# What is with her ears??



## Shootingstars (Mar 8, 2011)

Okay I love love this goat, I really want to keep her and her blue eyes aren't helping me sell her neither is her wonderful personality but her ears have me stumped.  None of the other babies have ears like this, will they change in time??

Please look at her ears for me and give me your opinions. Thanks!


----------



## ohiofarmgirl (Mar 8, 2011)

thats the cutest thing i've ever seen! i have nothing to add but i totally laughed when i saw this!


----------



## mistee (Mar 8, 2011)

SOMETIMES THEY CAN GET ALL CRINCKLED UP IN THE WOMB... THEY SHOULD STRAIGHTEN BUT IF YOU ARE WORRIED YOU CAN TAPE THEM..... SHE TI TO STINKING CUTE


----------



## chandasue (Mar 8, 2011)

I had one with floppy ears and they straightened out after a month or so. You can tape them straight with a toilet paper tube if they really bother you. I think it's totally adorable!


----------



## Shootingstars (Mar 8, 2011)

okay, I think she has wormed her way into my heart.  Littler bugger!


----------



## hermityfarmer-women (Mar 8, 2011)

They look like they have frostbite?  That happens to some of our calves and the tips eventually fall off.


----------



## cmjust0 (Mar 8, 2011)

That might be the cutest thing I've ever seen.


----------



## Shootingstars (Mar 8, 2011)

I really don't think it is frostbite while it was cold and she kidded outside in the goat shed full of warm straw I found them and moved them up to the kidding area with the heat lamp within a half an hour.  

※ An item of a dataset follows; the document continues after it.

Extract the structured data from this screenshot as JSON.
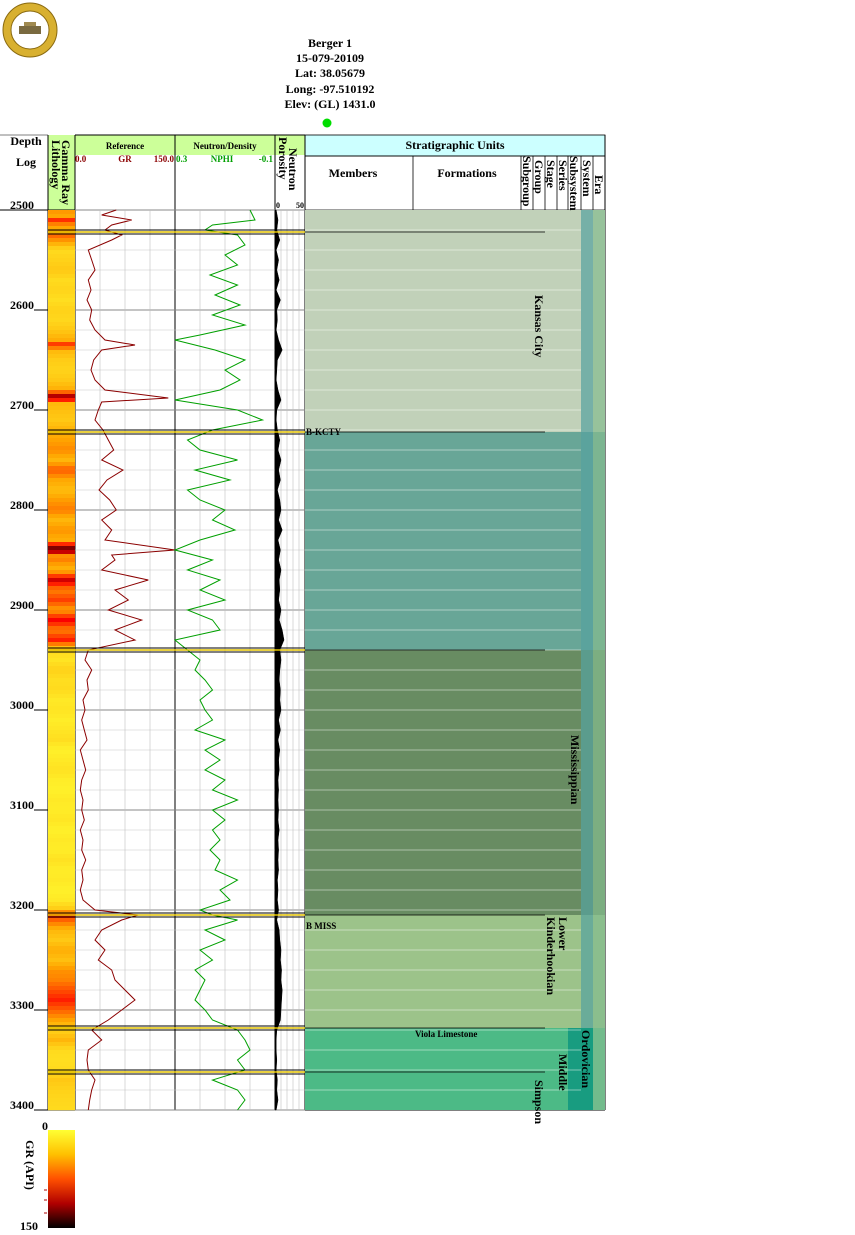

Cmjust, coming from you I am taking that as a compliment, thanks! I love reading your goat posts.


----------



## julieq (Mar 8, 2011)

That's a little teddy bear there!


----------



## hermityfarmer-women (Mar 8, 2011)

Well thats good its not frostbite, its been sooo cold here.  We had a week straight of -20to-30 during calving poor babies!


----------



## ksalvagno (Mar 8, 2011)

Did she get BoSe? A shot of BoSe will help that. Also time will help and you can tape them.


----------



## Shootingstars (Mar 8, 2011)

She did not get BoSe, I have to get that from my vet, correct?


----------



## ksalvagno (Mar 8, 2011)

Yes, BoSe is Rx.


----------



## Ariel301 (Mar 8, 2011)

I've never head of selenium deficiency affecting their ears. Does it? 

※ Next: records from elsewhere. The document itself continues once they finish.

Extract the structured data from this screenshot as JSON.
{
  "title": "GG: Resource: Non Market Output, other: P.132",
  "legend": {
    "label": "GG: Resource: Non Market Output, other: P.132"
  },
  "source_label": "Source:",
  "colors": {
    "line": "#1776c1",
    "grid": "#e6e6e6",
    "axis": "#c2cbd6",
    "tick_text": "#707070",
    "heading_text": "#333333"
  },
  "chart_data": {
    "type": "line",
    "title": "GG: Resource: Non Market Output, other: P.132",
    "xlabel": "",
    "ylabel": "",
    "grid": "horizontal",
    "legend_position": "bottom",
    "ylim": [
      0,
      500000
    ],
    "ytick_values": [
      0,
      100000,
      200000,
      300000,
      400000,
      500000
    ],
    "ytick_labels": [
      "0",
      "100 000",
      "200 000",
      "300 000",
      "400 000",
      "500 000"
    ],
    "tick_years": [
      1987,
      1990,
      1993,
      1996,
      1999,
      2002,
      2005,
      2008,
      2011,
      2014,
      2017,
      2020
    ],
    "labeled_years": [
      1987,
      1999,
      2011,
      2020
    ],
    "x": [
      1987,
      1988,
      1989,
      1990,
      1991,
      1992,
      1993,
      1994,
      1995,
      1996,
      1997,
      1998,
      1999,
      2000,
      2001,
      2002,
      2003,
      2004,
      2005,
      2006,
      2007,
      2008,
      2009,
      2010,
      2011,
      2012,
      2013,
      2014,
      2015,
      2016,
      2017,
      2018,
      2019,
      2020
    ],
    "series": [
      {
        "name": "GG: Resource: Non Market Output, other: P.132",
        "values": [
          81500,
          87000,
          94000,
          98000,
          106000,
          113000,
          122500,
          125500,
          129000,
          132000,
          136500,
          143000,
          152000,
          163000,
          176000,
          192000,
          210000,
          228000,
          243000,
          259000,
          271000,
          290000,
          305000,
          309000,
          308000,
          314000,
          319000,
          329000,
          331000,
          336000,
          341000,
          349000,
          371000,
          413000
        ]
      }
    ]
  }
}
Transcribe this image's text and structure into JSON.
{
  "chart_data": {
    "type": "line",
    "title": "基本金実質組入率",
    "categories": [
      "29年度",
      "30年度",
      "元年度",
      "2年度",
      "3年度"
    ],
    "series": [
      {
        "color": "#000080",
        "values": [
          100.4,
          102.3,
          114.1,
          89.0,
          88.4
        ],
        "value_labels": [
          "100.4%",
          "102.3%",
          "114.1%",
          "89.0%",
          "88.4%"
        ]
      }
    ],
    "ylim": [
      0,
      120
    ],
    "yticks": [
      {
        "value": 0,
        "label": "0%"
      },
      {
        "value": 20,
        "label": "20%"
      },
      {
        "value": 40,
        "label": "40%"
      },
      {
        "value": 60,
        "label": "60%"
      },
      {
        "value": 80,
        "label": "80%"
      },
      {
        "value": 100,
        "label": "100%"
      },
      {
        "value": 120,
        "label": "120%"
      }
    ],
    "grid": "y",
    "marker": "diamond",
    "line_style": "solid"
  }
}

She sure is cute! If you want to fix the ears, I'd try splinting them with some cardboard and bandage tape.


----------



## Roll farms (Mar 8, 2011)

I don't blame you for keeping her, she's TOO cute!


----------



## elevan (Mar 8, 2011)

Ahh!  Adorable!


----------



## MsPony (Mar 8, 2011)

*carefully tucks kid into jacket and runs away while throwing banana chips at the chickens to keep them quiet*

I have no idea what goat you're talking about. 

CUTESTTHINGEVER.


----------



## Shootingstars (Mar 8, 2011)

Wow, thanks for all the compliments.  If all of you think she is that cute, I guess she is a keeper.  I am glad to hear that because I really want to keep her.


----------



## MsPony (Mar 8, 2011)

Lol if you were going to sell her I'd drive up to Idaho ASAP (when she's weaned) and buy her and let her live with my gelding. Soooo cute!


----------



## Shootingstars (Mar 8, 2011)

MsPony said:
			
		

> Lol if you were going to sell her I'd drive up to Idaho ASAP (when she's weaned) and buy her and let her live with my gelding. Soooo cute!

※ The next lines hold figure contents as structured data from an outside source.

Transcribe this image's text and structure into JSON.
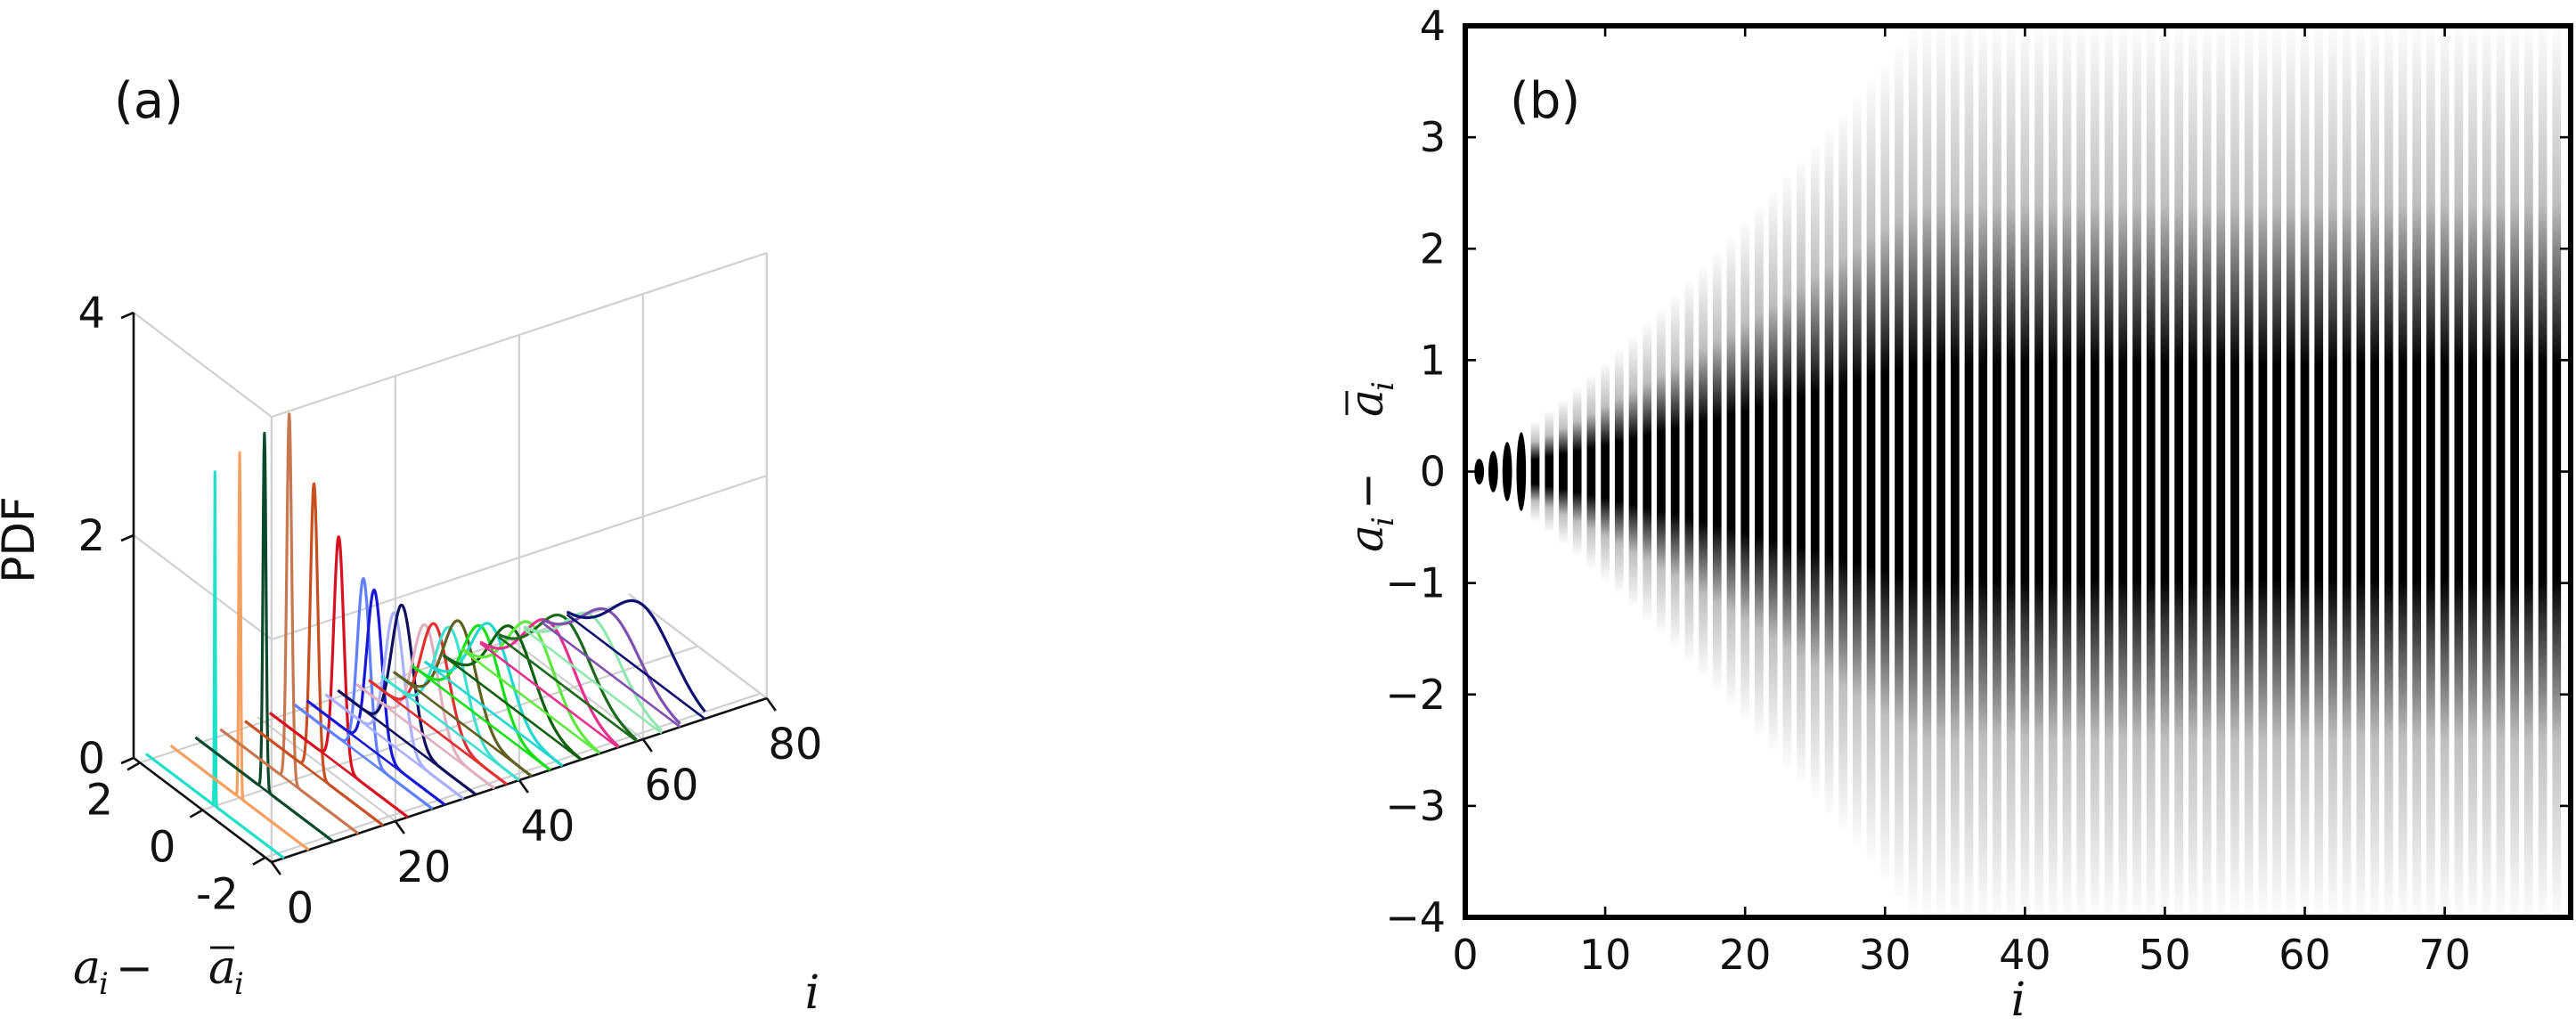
{
  "chart_data": [
    {
      "id": "a",
      "panel_label": "(a)",
      "type": "line",
      "projection": "3d-waterfall",
      "title": "",
      "zlabel": "PDF",
      "xlabel_plain": "a_i − ā_i",
      "xlabel_parts": [
        "a",
        "i",
        " − ",
        "a",
        "i"
      ],
      "ylabel": "i",
      "z_ticks": [
        "0",
        "2",
        "4"
      ],
      "z_tick_values": [
        0,
        2,
        4
      ],
      "x_ticks": [
        "2",
        "0",
        "-2"
      ],
      "x_tick_values": [
        2,
        0,
        -2
      ],
      "y_ticks": [
        "0",
        "20",
        "40",
        "60",
        "80"
      ],
      "y_tick_values": [
        0,
        20,
        40,
        60,
        80
      ],
      "zlim": [
        0,
        4
      ],
      "xlim": [
        -2.2,
        2.2
      ],
      "ylim": [
        0,
        80
      ],
      "series": [
        {
          "i": 2,
          "color": "#1fe0c8",
          "peak": 3.0,
          "sigma": 0.015,
          "center": 0.0
        },
        {
          "i": 6,
          "color": "#f5a060",
          "peak": 3.1,
          "sigma": 0.03,
          "center": 0.0
        },
        {
          "i": 10,
          "color": "#0a4a2a",
          "peak": 3.2,
          "sigma": 0.05,
          "center": 0.0
        },
        {
          "i": 14,
          "color": "#c87850",
          "peak": 3.3,
          "sigma": 0.08,
          "center": 0.0
        },
        {
          "i": 18,
          "color": "#c85020",
          "peak": 2.6,
          "sigma": 0.12,
          "center": 0.0
        },
        {
          "i": 22,
          "color": "#d81020",
          "peak": 2.05,
          "sigma": 0.16,
          "center": 0.0
        },
        {
          "i": 26,
          "color": "#6080ff",
          "peak": 1.6,
          "sigma": 0.2,
          "center": 0.0
        },
        {
          "i": 28,
          "color": "#1818d8",
          "peak": 1.45,
          "sigma": 0.24,
          "center": 0.05
        },
        {
          "i": 31,
          "color": "#a8b0ff",
          "peak": 1.2,
          "sigma": 0.3,
          "center": 0.0
        },
        {
          "i": 33,
          "color": "#101060",
          "peak": 1.2,
          "sigma": 0.34,
          "center": 0.15
        },
        {
          "i": 36,
          "color": "#e0b0c0",
          "peak": 1.0,
          "sigma": 0.4,
          "center": 0.0
        },
        {
          "i": 38,
          "color": "#e03030",
          "peak": 0.95,
          "sigma": 0.44,
          "center": 0.1
        },
        {
          "i": 40,
          "color": "#40e0d0",
          "peak": 0.9,
          "sigma": 0.48,
          "center": 0.0
        },
        {
          "i": 42,
          "color": "#606020",
          "peak": 0.9,
          "sigma": 0.52,
          "center": 0.1
        },
        {
          "i": 45,
          "color": "#18e018",
          "peak": 0.82,
          "sigma": 0.58,
          "center": 0.0
        },
        {
          "i": 47,
          "color": "#20d8d0",
          "peak": 0.78,
          "sigma": 0.62,
          "center": 0.1
        },
        {
          "i": 50,
          "color": "#106010",
          "peak": 0.72,
          "sigma": 0.68,
          "center": 0.0
        },
        {
          "i": 53,
          "color": "#60e840",
          "peak": 0.7,
          "sigma": 0.72,
          "center": 0.0
        },
        {
          "i": 56,
          "color": "#e83090",
          "peak": 0.66,
          "sigma": 0.78,
          "center": 0.0
        },
        {
          "i": 59,
          "color": "#1c6a1c",
          "peak": 0.62,
          "sigma": 0.82,
          "center": 0.1
        },
        {
          "i": 63,
          "color": "#90e8b0",
          "peak": 0.58,
          "sigma": 0.86,
          "center": 0.0
        },
        {
          "i": 66,
          "color": "#8050b0",
          "peak": 0.56,
          "sigma": 0.9,
          "center": 0.0
        },
        {
          "i": 70,
          "color": "#101070",
          "peak": 0.6,
          "sigma": 0.95,
          "center": -0.2
        }
      ]
    },
    {
      "id": "b",
      "panel_label": "(b)",
      "type": "heatmap",
      "title": "",
      "xlabel": "i",
      "ylabel_parts": [
        "a",
        "i",
        " − ",
        "a",
        "i"
      ],
      "x_ticks": [
        "0",
        "10",
        "20",
        "30",
        "40",
        "50",
        "60",
        "70"
      ],
      "x_tick_values": [
        0,
        10,
        20,
        30,
        40,
        50,
        60,
        70
      ],
      "y_ticks": [
        "4",
        "3",
        "2",
        "1",
        "0",
        "−1",
        "−2",
        "−3",
        "−4"
      ],
      "y_tick_values": [
        4,
        3,
        2,
        1,
        0,
        -1,
        -2,
        -3,
        -4
      ],
      "xlim": [
        0,
        79
      ],
      "ylim": [
        -4,
        4
      ],
      "colormap": "gray_r",
      "columns": {
        "i_start": 1,
        "i_end": 78,
        "width_sd_at_i1": 0.02,
        "width_sd_growth": 0.016,
        "width_sd_power": 1.25
      }
    }
  ]
}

Now why would you come buy her when you already have her in your coat? LOL!


----------



## MsPony (Mar 8, 2011)

*sees a couple berries escape from under coat* 

Oh yeah!!


----------



## Shootingstars (Mar 8, 2011)

My husband just asked where you live and I told him I didn't know.  I also told him you were kidding! We can't believe how fast these babies are getting new homes.


----------



## MsPony (Mar 8, 2011)

I live two days drive from my MIL and she lives in Salmon, ID which is a stones throw from Bozeman, MT. 

I am joking, but can pretend for now


----------



## scrambledmess (Mar 8, 2011)

Our little mutt pygmy wether had a curled ear as a kid.  It finally straightened out when he was about a year old.  I didn't do anything with it, it just eventually worked its way out.

I do have to agree, she is the cutest kid I have ever seen!!!  Love her!!!


----------



## chandasue (Mar 9, 2011)

MsPony said:
			
		

> *carefully tucks kid into jacket and runs away while throwing banana chips at the chickens to keep them quiet*
> 
> I have no idea what goat you're talking about.
> 
> CUTESTTHINGEVER.


----------